GABBY HARTNETT: In his 12th year on the ballot, Hartnett was named on 77.7 percent of ballots cast. He spent his first 19 seasons with the Chicago Cubs before playing his last season for the New York Giants. Hartnett was an outstanding player in the field and at the plate. Defensively he led the league in putouts four times and in assists and fielding percentage six times, and offensively he hit .297 for his career with 236 home runs. Hartnett earned N.L. MVP honors in 1935, when he hit .344 with 13 home runs and 91 RBI, and was the runner-up in 1937. As player/manager of the Cubs from 1938 to 1940, he guided the North Siders to the 1938 pennant.

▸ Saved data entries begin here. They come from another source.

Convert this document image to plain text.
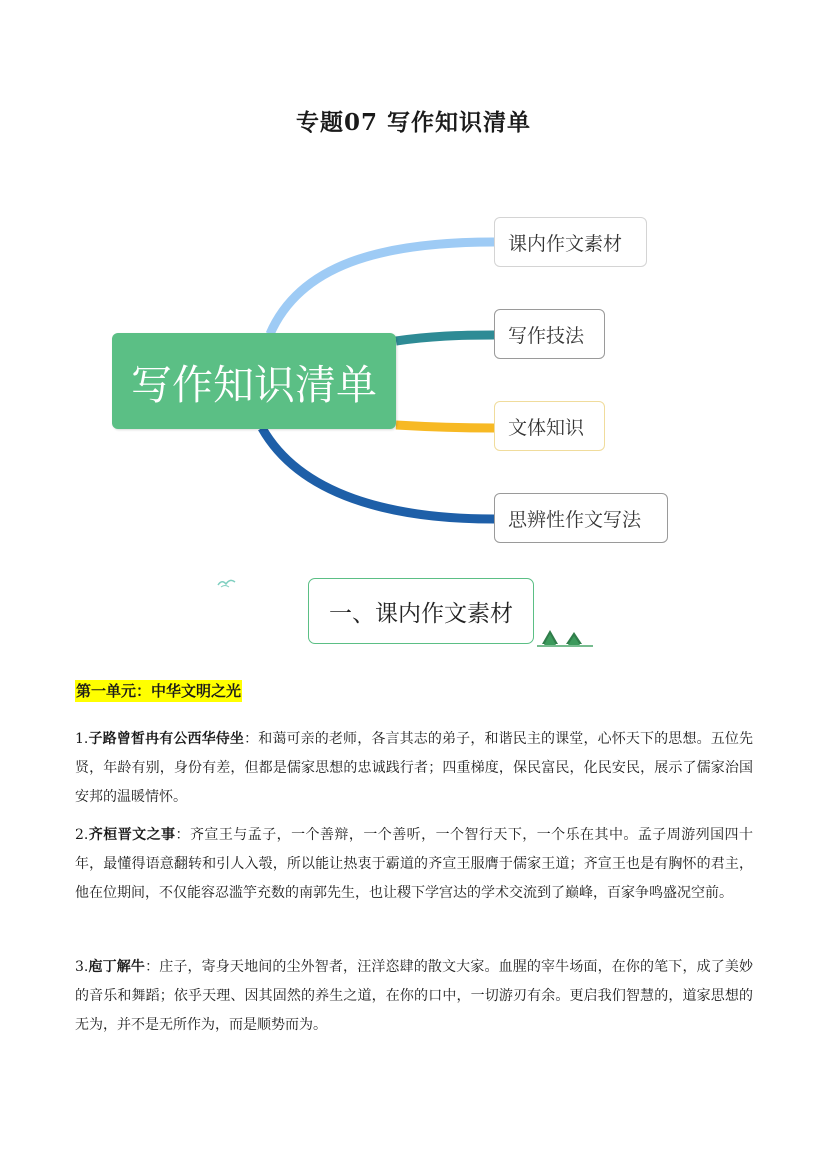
专题07 写作知识清单
写作知识清单
课内作文素材
写作技法
文体知识
思辨性作文写法
一、课内作文素材
第一单元：中华文明之光

1.子路曾皙冉有公西华侍坐：和蔼可亲的老师，各言其志的弟子，和谐民主的课堂，心怀天下的思想。五位先贤，年龄有别，身份有差，但都是儒家思想的忠诚践行者；四重梯度，保民富民，化民安民，展示了儒家治国安邦的温暖情怀。

2.齐桓晋文之事：齐宣王与孟子，一个善辩，一个善听，一个智行天下，一个乐在其中。孟子周游列国四十年，最懂得语意翻转和引人入彀，所以能让热衷于霸道的齐宣王服膺于儒家王道；齐宣王也是有胸怀的君主，他在位期间，不仅能容忍滥竽充数的南郭先生，也让稷下学宫达的学术交流到了巅峰，百家争鸣盛况空前。

3.庖丁解牛：庄子，寄身天地间的尘外智者，汪洋恣肆的散文大家。血腥的宰牛场面，在你的笔下，成了美妙的音乐和舞蹈；依乎天理、因其固然的养生之道，在你的口中，一切游刃有余。更启我们智慧的，道家思想的无为，并不是无所作为，而是顺势而为。
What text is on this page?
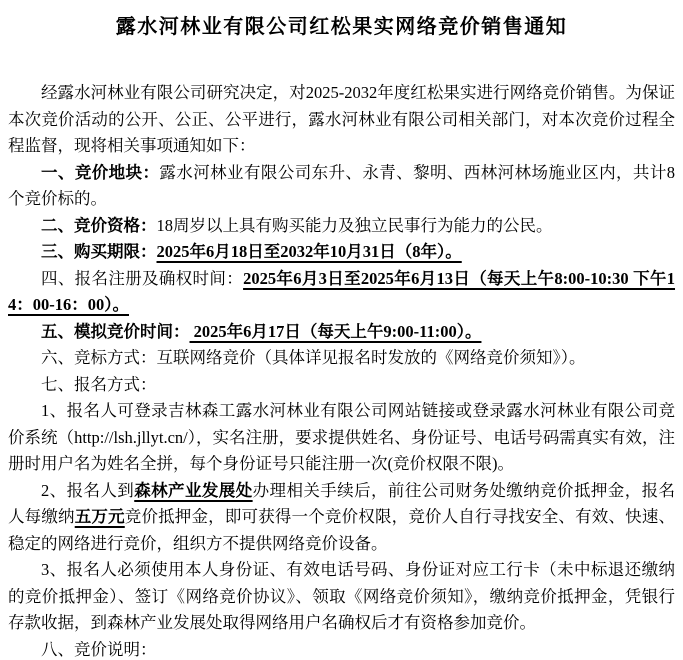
露水河林业有限公司红松果实网络竞价销售通知

经露水河林业有限公司研究决定，对2025-2032年度红松果实进行网络竞价销售。为保证本次竞价活动的公开、公正、公平进行，露水河林业有限公司相关部门，对本次竞价过程全程监督，现将相关事项通知如下：

一、竞价地块：露水河林业有限公司东升、永青、黎明、西林河林场施业区内，共计8个竞价标的。

二、竞价资格：18周岁以上具有购买能力及独立民事行为能力的公民。

三、购买期限：2025年6月18日至2032年10月31日（8年）。

四、报名注册及确权时间：2025年6月3日至2025年6月13日（每天上午8:00-10:30 下午14：00-16：00）。

五、模拟竞价时间： 2025年6月17日（每天上午9:00-11:00）。

六、竞标方式：互联网络竞价（具体详见报名时发放的《网络竞价须知》）。

七、报名方式：

1、报名人可登录吉林森工露水河林业有限公司网站链接或登录露水河林业有限公司竞价系统（http://lsh.jllyt.cn/），实名注册，要求提供姓名、身份证号、电话号码需真实有效，注册时用户名为姓名全拼，每个身份证号只能注册一次(竞价权限不限)。

2、报名人到森林产业发展处办理相关手续后，前往公司财务处缴纳竞价抵押金，报名人每缴纳五万元竞价抵押金，即可获得一个竞价权限，竞价人自行寻找安全、有效、快速、稳定的网络进行竞价，组织方不提供网络竞价设备。

3、报名人必须使用本人身份证、有效电话号码、身份证对应工行卡（未中标退还缴纳的竞价抵押金）、签订《网络竞价协议》、领取《网络竞价须知》，缴纳竞价抵押金，凭银行存款收据，到森林产业发展处取得网络用户名确权后才有资格参加竞价。

八、竞价说明：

TED LYONS: Named on 86.5 percent of ballots cast in his 10th year on the ballot, Lyons spent his entire 21-year career with the Chicago White Sox. He jumped straight from college to the major leagues and reached double figures in victories 17 times, leading the American League with 21 in 1925 and with 22 in 1927. In 1942, at the age of 41, Lyons started 20 games, completed them all and led the A.L. with a 2.10 ERA. He served in World War II and lost three years after he turned 41, but still returned to pitch one more season in 1946. Lyons retired with 260 wins, a 3.67 ERA and 356 complete games.
DAZZY VANCE: Vance was named on 81.7 percent of the ballots in his 16th year of eligibility. He didn’t pitch a full season in the big leagues until he was 31 in 1922, but went on to play 14 seasons with the New York Yankees, Pittsburgh Pirates, Brooklyn Dodgers, St. Louis Cardinals and Cincinnati Reds. Vance pitched the bulk of his years in Brooklyn, where he won the 1924 National League MVP Award by going 28-6 with a 2.16 ERA and 262 on his way to winning the pitcher’s Triple Crown. He led the league in punch-outs each season from 1922 to 1928, totaling 1,338 strikeouts in those seven seasons. Vance retired with 197 wins, a 3.24 ERA and 2,045 strikeouts.

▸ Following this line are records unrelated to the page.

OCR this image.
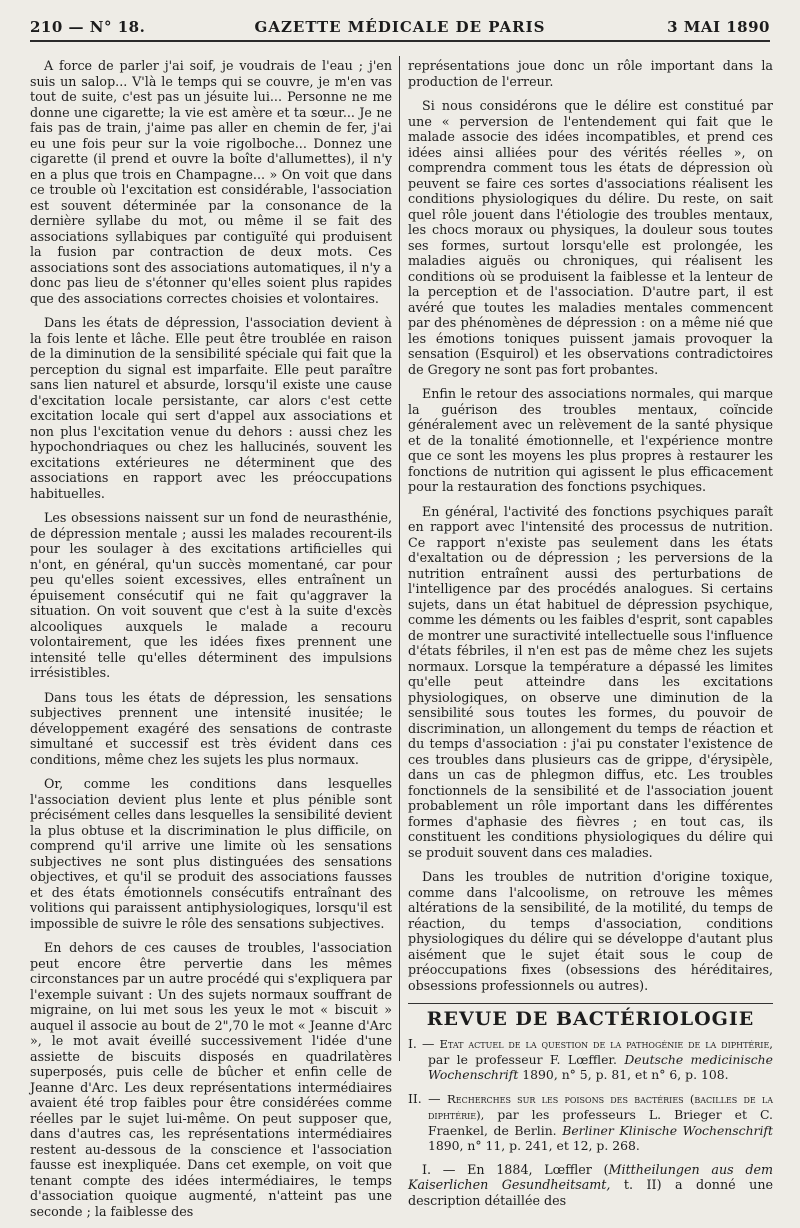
210 — N° 18.	GAZETTE MÉDICALE DE PARIS	3 MAI 1890

A force de parler j'ai soif, je voudrais de l'eau ; j'en suis un salop... V'là le temps qui se couvre, je m'en vas tout de suite, c'est pas un jésuite lui... Personne ne me donne une cigarette; la vie est amère et ta sœur... Je ne fais pas de train, j'aime pas aller en chemin de fer, j'ai eu une fois peur sur la voie rigolboche... Donnez une cigarette (il prend et ouvre la boîte d'allumettes), il n'y en a plus que trois en Champagne... » On voit que dans ce trouble où l'excitation est considérable, l'association est souvent déterminée par la consonance de la dernière syllabe du mot, ou même il se fait des associations syllabiques par contiguïté qui produisent la fusion par contraction de deux mots. Ces associations sont des associations automatiques, il n'y a donc pas lieu de s'étonner qu'elles soient plus rapides que des associations correctes choisies et volontaires.

Dans les états de dépression, l'association devient à la fois lente et lâche. Elle peut être troublée en raison de la diminution de la sensibilité spéciale qui fait que la perception du signal est imparfaite. Elle peut paraître sans lien naturel et absurde, lorsqu'il existe une cause d'excitation locale persistante, car alors c'est cette excitation locale qui sert d'appel aux associations et non plus l'excitation venue du dehors : aussi chez les hypochondriaques ou chez les hallucinés, souvent les excitations extérieures ne déterminent que des associations en rapport avec les préoccupations habituelles.

Les obsessions naissent sur un fond de neurasthénie, de dépression mentale ; aussi les malades recourent-ils pour les soulager à des excitations artificielles qui n'ont, en général, qu'un succès momentané, car pour peu qu'elles soient excessives, elles entraînent un épuisement consécutif qui ne fait qu'aggraver la situation. On voit souvent que c'est à la suite d'excès alcooliques auxquels le malade a recouru volontairement, que les idées fixes prennent une intensité telle qu'elles déterminent des impulsions irrésistibles.

Dans tous les états de dépression, les sensations subjectives prennent une intensité inusitée; le développement exagéré des sensations de contraste simultané et successif est très évident dans ces conditions, même chez les sujets les plus normaux.

Or, comme les conditions dans lesquelles l'association devient plus lente et plus pénible sont précisément celles dans lesquelles la sensibilité devient la plus obtuse et la discrimination le plus difficile, on comprend qu'il arrive une limite où les sensations subjectives ne sont plus distinguées des sensations objectives, et qu'il se produit des associations fausses et des états émotionnels consécutifs entraînant des volitions qui paraissent antiphysiologiques, lorsqu'il est impossible de suivre le rôle des sensations subjectives.

En dehors de ces causes de troubles, l'association peut encore être pervertie dans les mêmes circonstances par un autre procédé qui s'expliquera par l'exemple suivant : Un des sujets normaux souffrant de migraine, on lui met sous les yeux le mot « biscuit » auquel il associe au bout de 2",70 le mot « Jeanne d'Arc », le mot avait éveillé successivement l'idée d'une assiette de biscuits disposés en quadrilatères superposés, puis celle de bûcher et enfin celle de Jeanne d'Arc. Les deux représentations intermédiaires avaient été trop faibles pour être considérées comme réelles par le sujet lui-même. On peut supposer que, dans d'autres cas, les représentations intermédiaires restent au-dessous de la conscience et l'association fausse est inexpliquée. Dans cet exemple, on voit que tenant compte des idées intermédiaires, le temps d'association quoique augmenté, n'atteint pas une seconde ; la faiblesse des

représentations joue donc un rôle important dans la production de l'erreur.

Si nous considérons que le délire est constitué par une « perversion de l'entendement qui fait que le malade associe des idées incompatibles, et prend ces idées ainsi alliées pour des vérités réelles », on comprendra comment tous les états de dépression où peuvent se faire ces sortes d'associations réalisent les conditions physiologiques du délire. Du reste, on sait quel rôle jouent dans l'étiologie des troubles mentaux, les chocs moraux ou physiques, la douleur sous toutes ses formes, surtout lorsqu'elle est prolongée, les maladies aiguës ou chroniques, qui réalisent les conditions où se produisent la faiblesse et la lenteur de la perception et de l'association. D'autre part, il est avéré que toutes les maladies mentales commencent par des phénomènes de dépression : on a même nié que les émotions toniques puissent jamais provoquer la sensation (Esquirol) et les observations contradictoires de Gregory ne sont pas fort probantes.

Enfin le retour des associations normales, qui marque la guérison des troubles mentaux, coïncide généralement avec un relèvement de la santé physique et de la tonalité émotionnelle, et l'expérience montre que ce sont les moyens les plus propres à restaurer les fonctions de nutrition qui agissent le plus efficacement pour la restauration des fonctions psychiques.

En général, l'activité des fonctions psychiques paraît en rapport avec l'intensité des processus de nutrition. Ce rapport n'existe pas seulement dans les états d'exaltation ou de dépression ; les perversions de la nutrition entraînent aussi des perturbations de l'intelligence par des procédés analogues. Si certains sujets, dans un état habituel de dépression psychique, comme les déments ou les faibles d'esprit, sont capables de montrer une suractivité intellectuelle sous l'influence d'états fébriles, il n'en est pas de même chez les sujets normaux. Lorsque la température a dépassé les limites qu'elle peut atteindre dans les excitations physiologiques, on observe une diminution de la sensibilité sous toutes les formes, du pouvoir de discrimination, un allongement du temps de réaction et du temps d'association : j'ai pu constater l'existence de ces troubles dans plusieurs cas de grippe, d'érysipèle, dans un cas de phlegmon diffus, etc. Les troubles fonctionnels de la sensibilité et de l'association jouent probablement un rôle important dans les différentes formes d'aphasie des fièvres ; en tout cas, ils constituent les conditions physiologiques du délire qui se produit souvent dans ces maladies.

Dans les troubles de nutrition d'origine toxique, comme dans l'alcoolisme, on retrouve les mêmes altérations de la sensibilité, de la motilité, du temps de réaction, du temps d'association, conditions physiologiques du délire qui se développe d'autant plus aisément que le sujet était sous le coup de préoccupations fixes (obsessions des héréditaires, obsessions professionnels ou autres).

REVUE DE BACTÉRIOLOGIE

I. — Etat actuel de la question de la pathogénie de la diphtérie, par le professeur F. Lœffler. Deutsche medicinische Wochenschrift 1890, n° 5, p. 81, et n° 6, p. 108.

II. — Recherches sur les poisons des bactéries (bacilles de la diphtérie), par les professeurs L. Brieger et C. Fraenkel, de Berlin. Berliner Klinische Wochenschrift 1890, n° 11, p. 241, et 12, p. 268.

I. — En 1884, Lœffler (Mittheilungen aus dem Kaiserlichen Gesundheitsamt, t. II) a donné une description détaillée des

FRANK BAKER: Selected by the Veterans Committee, “Home Run” Baker was the American League’s all-time home run leader with 80 until the 1920 season. He played 13 seasons with the Philadelphia Athletics and New York Yankees, leading the league in long balls four consecutive seasons and driving in 100 or more runs three times. A lifetime .307 hitter, Baker batted .363 in six World Series. In his 13 seasons, he never played a position other than third base.

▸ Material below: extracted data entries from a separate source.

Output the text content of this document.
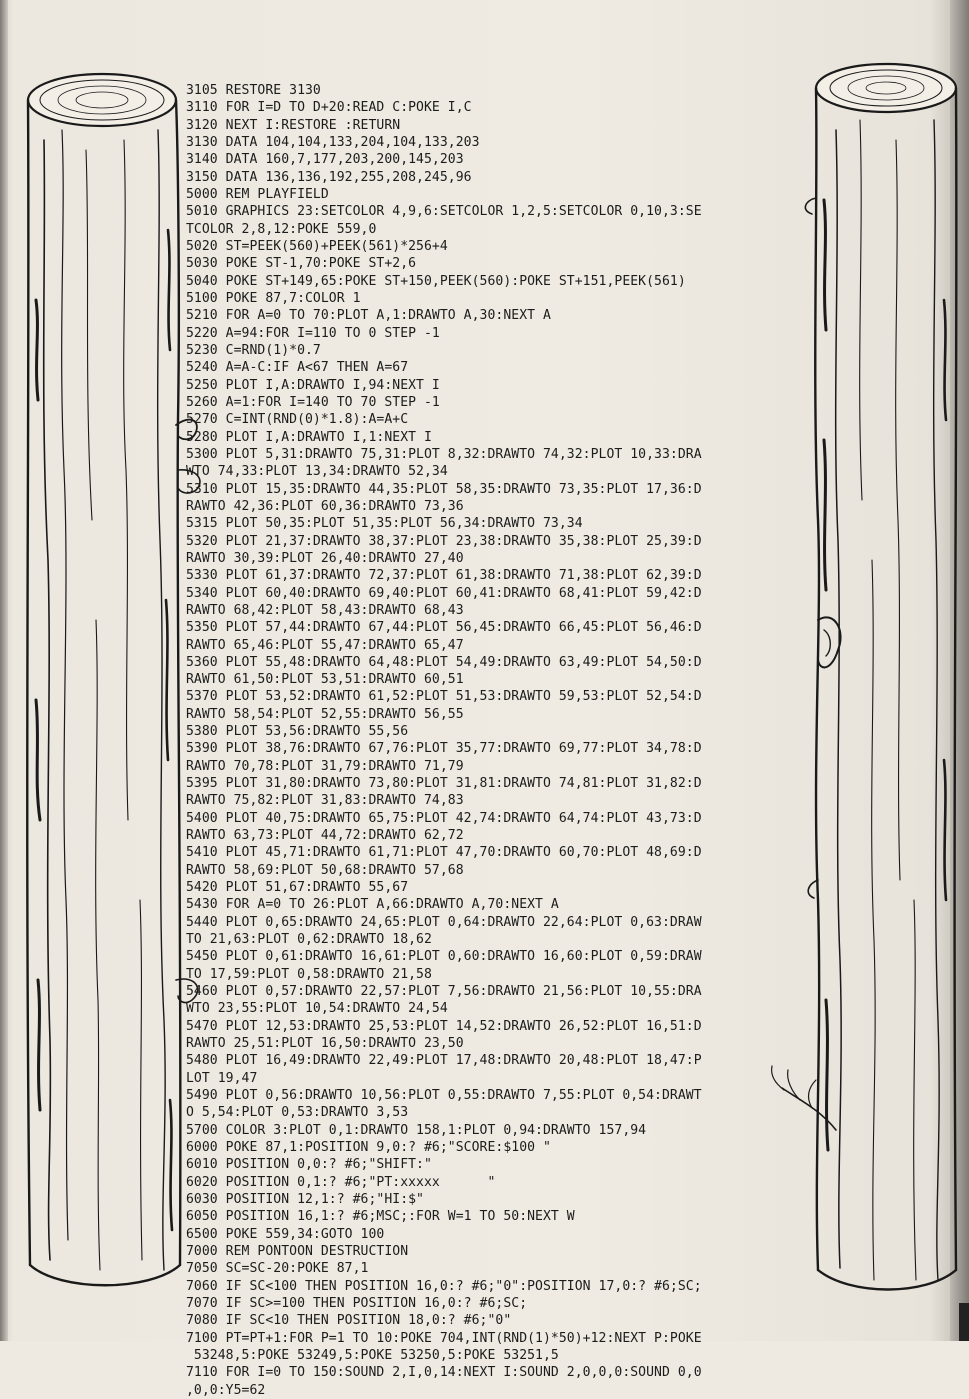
3105 RESTORE 3130
3110 FOR I=D TO D+20:READ C:POKE I,C
3120 NEXT I:RESTORE :RETURN
3130 DATA 104,104,133,204,104,133,203
3140 DATA 160,7,177,203,200,145,203
3150 DATA 136,136,192,255,208,245,96
5000 REM PLAYFIELD
5010 GRAPHICS 23:SETCOLOR 4,9,6:SETCOLOR 1,2,5:SETCOLOR 0,10,3:SE
TCOLOR 2,8,12:POKE 559,0
5020 ST=PEEK(560)+PEEK(561)*256+4
5030 POKE ST-1,70:POKE ST+2,6
5040 POKE ST+149,65:POKE ST+150,PEEK(560):POKE ST+151,PEEK(561)
5100 POKE 87,7:COLOR 1
5210 FOR A=0 TO 70:PLOT A,1:DRAWTO A,30:NEXT A
5220 A=94:FOR I=110 TO 0 STEP -1
5230 C=RND(1)*0.7
5240 A=A-C:IF A<67 THEN A=67
5250 PLOT I,A:DRAWTO I,94:NEXT I
5260 A=1:FOR I=140 TO 70 STEP -1
5270 C=INT(RND(0)*1.8):A=A+C
5280 PLOT I,A:DRAWTO I,1:NEXT I
5300 PLOT 5,31:DRAWTO 75,31:PLOT 8,32:DRAWTO 74,32:PLOT 10,33:DRA
WTO 74,33:PLOT 13,34:DRAWTO 52,34
5310 PLOT 15,35:DRAWTO 44,35:PLOT 58,35:DRAWTO 73,35:PLOT 17,36:D
RAWTO 42,36:PLOT 60,36:DRAWTO 73,36
5315 PLOT 50,35:PLOT 51,35:PLOT 56,34:DRAWTO 73,34
5320 PLOT 21,37:DRAWTO 38,37:PLOT 23,38:DRAWTO 35,38:PLOT 25,39:D
RAWTO 30,39:PLOT 26,40:DRAWTO 27,40
5330 PLOT 61,37:DRAWTO 72,37:PLOT 61,38:DRAWTO 71,38:PLOT 62,39:D
5340 PLOT 60,40:DRAWTO 69,40:PLOT 60,41:DRAWTO 68,41:PLOT 59,42:D
RAWTO 68,42:PLOT 58,43:DRAWTO 68,43
5350 PLOT 57,44:DRAWTO 67,44:PLOT 56,45:DRAWTO 66,45:PLOT 56,46:D
RAWTO 65,46:PLOT 55,47:DRAWTO 65,47
5360 PLOT 55,48:DRAWTO 64,48:PLOT 54,49:DRAWTO 63,49:PLOT 54,50:D
RAWTO 61,50:PLOT 53,51:DRAWTO 60,51
5370 PLOT 53,52:DRAWTO 61,52:PLOT 51,53:DRAWTO 59,53:PLOT 52,54:D
RAWTO 58,54:PLOT 52,55:DRAWTO 56,55
5380 PLOT 53,56:DRAWTO 55,56
5390 PLOT 38,76:DRAWTO 67,76:PLOT 35,77:DRAWTO 69,77:PLOT 34,78:D
RAWTO 70,78:PLOT 31,79:DRAWTO 71,79
5395 PLOT 31,80:DRAWTO 73,80:PLOT 31,81:DRAWTO 74,81:PLOT 31,82:D
RAWTO 75,82:PLOT 31,83:DRAWTO 74,83
5400 PLOT 40,75:DRAWTO 65,75:PLOT 42,74:DRAWTO 64,74:PLOT 43,73:D
RAWTO 63,73:PLOT 44,72:DRAWTO 62,72
5410 PLOT 45,71:DRAWTO 61,71:PLOT 47,70:DRAWTO 60,70:PLOT 48,69:D
RAWTO 58,69:PLOT 50,68:DRAWTO 57,68
5420 PLOT 51,67:DRAWTO 55,67
5430 FOR A=0 TO 26:PLOT A,66:DRAWTO A,70:NEXT A
5440 PLOT 0,65:DRAWTO 24,65:PLOT 0,64:DRAWTO 22,64:PLOT 0,63:DRAW
TO 21,63:PLOT 0,62:DRAWTO 18,62
5450 PLOT 0,61:DRAWTO 16,61:PLOT 0,60:DRAWTO 16,60:PLOT 0,59:DRAW
TO 17,59:PLOT 0,58:DRAWTO 21,58
5460 PLOT 0,57:DRAWTO 22,57:PLOT 7,56:DRAWTO 21,56:PLOT 10,55:DRA
WTO 23,55:PLOT 10,54:DRAWTO 24,54
5470 PLOT 12,53:DRAWTO 25,53:PLOT 14,52:DRAWTO 26,52:PLOT 16,51:D
RAWTO 25,51:PLOT 16,50:DRAWTO 23,50
5480 PLOT 16,49:DRAWTO 22,49:PLOT 17,48:DRAWTO 20,48:PLOT 18,47:P
LOT 19,47
5490 PLOT 0,56:DRAWTO 10,56:PLOT 0,55:DRAWTO 7,55:PLOT 0,54:DRAWT
O 5,54:PLOT 0,53:DRAWTO 3,53
5700 COLOR 3:PLOT 0,1:DRAWTO 158,1:PLOT 0,94:DRAWTO 157,94
6000 POKE 87,1:POSITION 9,0:? #6;"SCORE:$100 "
6010 POSITION 0,0:? #6;"SHIFT:"
6020 POSITION 0,1:? #6;"PT:xxxxx      "
6030 POSITION 12,1:? #6;"HI:$"
6050 POSITION 16,1:? #6;MSC;:FOR W=1 TO 50:NEXT W
6500 POKE 559,34:GOTO 100
7000 REM PONTOON DESTRUCTION
7050 SC=SC-20:POKE 87,1
7060 IF SC<100 THEN POSITION 16,0:? #6;"0":POSITION 17,0:? #6;SC;
7070 IF SC>=100 THEN POSITION 16,0:? #6;SC;
7080 IF SC<10 THEN POSITION 18,0:? #6;"0"
7100 PT=PT+1:FOR P=1 TO 10:POKE 704,INT(RND(1)*50)+12:NEXT P:POKE
53248,5:POKE 53249,5:POKE 53250,5:POKE 53251,5
7110 FOR I=0 TO 150:SOUND 2,I,0,14:NEXT I:SOUND 2,0,0,0:SOUND 0,0
,0,0:Y5=62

RAY SCHALK: A selection of the Veterans Committee, Schalk played 18 seasons in the major leagues for the Chicago White Sox and New York Giants. Enshrined primarily for his defense, Schalk was the first player to regularly catch 100 games and led the league in fielding percentage eight times and putouts nine times. He retired as the career leader in games caught (1,727) and putouts by a catcher (7,168). Schalk caught four no-hitters and his 30 stolen bases in 1916 were a record for a catcher until 1982. He retired with a .253 batting average and 176 stolen bases.